The 120 needs to remove at least .008” to get rid of the 80 grit scratch. The 180 removes .004”. That is .012” total on the last two heads for a proper scratch pattern.
Now when we put a part through the machine and remove .015”, the first head only took 20%. ( I can hear the old timers yelling from here! “He’s crazy!!!!!”)
Lets remember the deviation on the parts that inspired a lot of this in the first place. We are removing .030” in some spots, not the .015” over the majority of the surface. Now the first head is removing .018” in some spots and .003” in others. Now, do you see what I am trying to get across? Suddenly the ratio almost fits, but only when we reach the top end of the grit capacity.

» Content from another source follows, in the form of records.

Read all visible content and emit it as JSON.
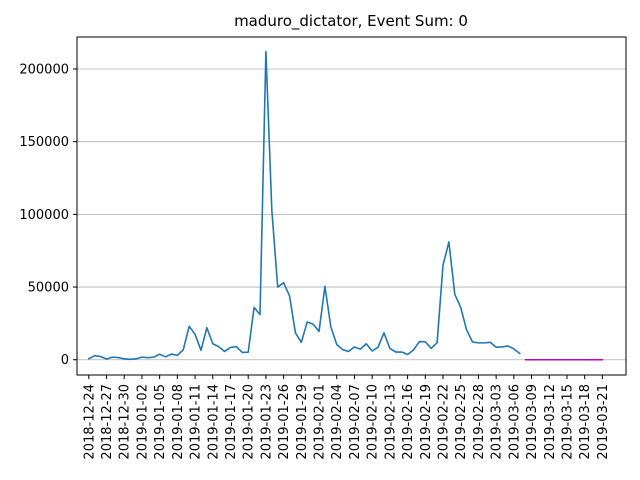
{
  "chart_data": {
    "type": "line",
    "title": "maduro_dictator, Event Sum: 0",
    "xlabel": "",
    "ylabel": "",
    "x_start": "2018-12-24",
    "x_end": "2019-03-23",
    "xlim": [
      "2018-12-22",
      "2019-03-25"
    ],
    "ylim": [
      -10500,
      222000
    ],
    "grid": "y",
    "x_ticks": [
      "2018-12-24",
      "2018-12-27",
      "2018-12-30",
      "2019-01-02",
      "2019-01-05",
      "2019-01-08",
      "2019-01-11",
      "2019-01-14",
      "2019-01-17",
      "2019-01-20",
      "2019-01-23",
      "2019-01-26",
      "2019-01-29",
      "2019-02-01",
      "2019-02-04",
      "2019-02-07",
      "2019-02-10",
      "2019-02-13",
      "2019-02-16",
      "2019-02-19",
      "2019-02-22",
      "2019-02-25",
      "2019-02-28",
      "2019-03-03",
      "2019-03-06",
      "2019-03-09",
      "2019-03-12",
      "2019-03-15",
      "2019-03-18",
      "2019-03-21"
    ],
    "y_ticks": [
      0,
      50000,
      100000,
      150000,
      200000
    ],
    "series": [
      {
        "color": "#1f77b4",
        "x": [
          "2018-12-24",
          "2018-12-25",
          "2018-12-26",
          "2018-12-27",
          "2018-12-28",
          "2018-12-29",
          "2018-12-30",
          "2018-12-31",
          "2019-01-01",
          "2019-01-02",
          "2019-01-03",
          "2019-01-04",
          "2019-01-05",
          "2019-01-06",
          "2019-01-07",
          "2019-01-08",
          "2019-01-09",
          "2019-01-10",
          "2019-01-11",
          "2019-01-12",
          "2019-01-13",
          "2019-01-14",
          "2019-01-15",
          "2019-01-16",
          "2019-01-17",
          "2019-01-18",
          "2019-01-19",
          "2019-01-20",
          "2019-01-21",
          "2019-01-22",
          "2019-01-23",
          "2019-01-24",
          "2019-01-25",
          "2019-01-26",
          "2019-01-27",
          "2019-01-28",
          "2019-01-29",
          "2019-01-30",
          "2019-01-31",
          "2019-02-01",
          "2019-02-02",
          "2019-02-03",
          "2019-02-04",
          "2019-02-05",
          "2019-02-06",
          "2019-02-07",
          "2019-02-08",
          "2019-02-09",
          "2019-02-10",
          "2019-02-11",
          "2019-02-12",
          "2019-02-13",
          "2019-02-14",
          "2019-02-15",
          "2019-02-16",
          "2019-02-17",
          "2019-02-18",
          "2019-02-19",
          "2019-02-20",
          "2019-02-21",
          "2019-02-22",
          "2019-02-23",
          "2019-02-24",
          "2019-02-25",
          "2019-02-26",
          "2019-02-27",
          "2019-02-28",
          "2019-03-01",
          "2019-03-02",
          "2019-03-03",
          "2019-03-04",
          "2019-03-05",
          "2019-03-06",
          "2019-03-07"
        ],
        "values": [
          700,
          2800,
          2200,
          500,
          1800,
          1500,
          600,
          300,
          600,
          1800,
          1400,
          1800,
          3800,
          2000,
          3900,
          3000,
          6800,
          23000,
          17500,
          6500,
          22000,
          11000,
          9000,
          5700,
          8500,
          9000,
          5000,
          5200,
          36000,
          31000,
          212000,
          103000,
          50000,
          53000,
          44000,
          18500,
          12000,
          26000,
          24500,
          19500,
          50500,
          22500,
          10500,
          7000,
          5700,
          8800,
          7300,
          11000,
          6000,
          8600,
          18500,
          7800,
          5300,
          5300,
          3600,
          6700,
          12500,
          12300,
          7800,
          11700,
          65000,
          81000,
          45000,
          36000,
          20500,
          12200,
          11600,
          11600,
          12000,
          8600,
          8800,
          9500,
          7500,
          4300
        ]
      },
      {
        "color": "#bf00bf",
        "x": [
          "2019-03-08",
          "2019-03-21"
        ],
        "values": [
          0,
          0
        ]
      }
    ]
  }
}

Who would want to push this to the limit all the time?
The 80-120-180 grit sequence is great for machines that have a drum or the combination head in the last position. It is not well suited to machines that have only a platen in the last position. These machines would do better with the 100-150-180 sequence as it only requires .002 or .003 from the last head. This is much more achievable with the platen. Slower feed speeds will also be required to allow the platen time to work.
The net benefit from either the 80-120-180 or the 100-150-180 grit sequence is a much more open scratch, much less time sanding by hand to remove the scratch pattern left by the wide belt as it will not be polished or hardened at all. Tip of the scratch peaks to the bottom is only .001” and it is the easiest sanding most folks have ever seen. It is typical to reduce cross grain sanding from several minutes a door to under 10 sec. per rail. Swirls are massively reduced if the sander sands only to the bottom of the scratch. (Oops, I am giving away my next article!)
I hope this article will give you some ideas on how to best achieve your finish requirements. Paying attention to the minimums to remove a scratch are just as important as the maximums to achieve an open scratch. Establishing a base scratch with the first head and then removing only that pattern is the key to opening wood grain and keeping it open.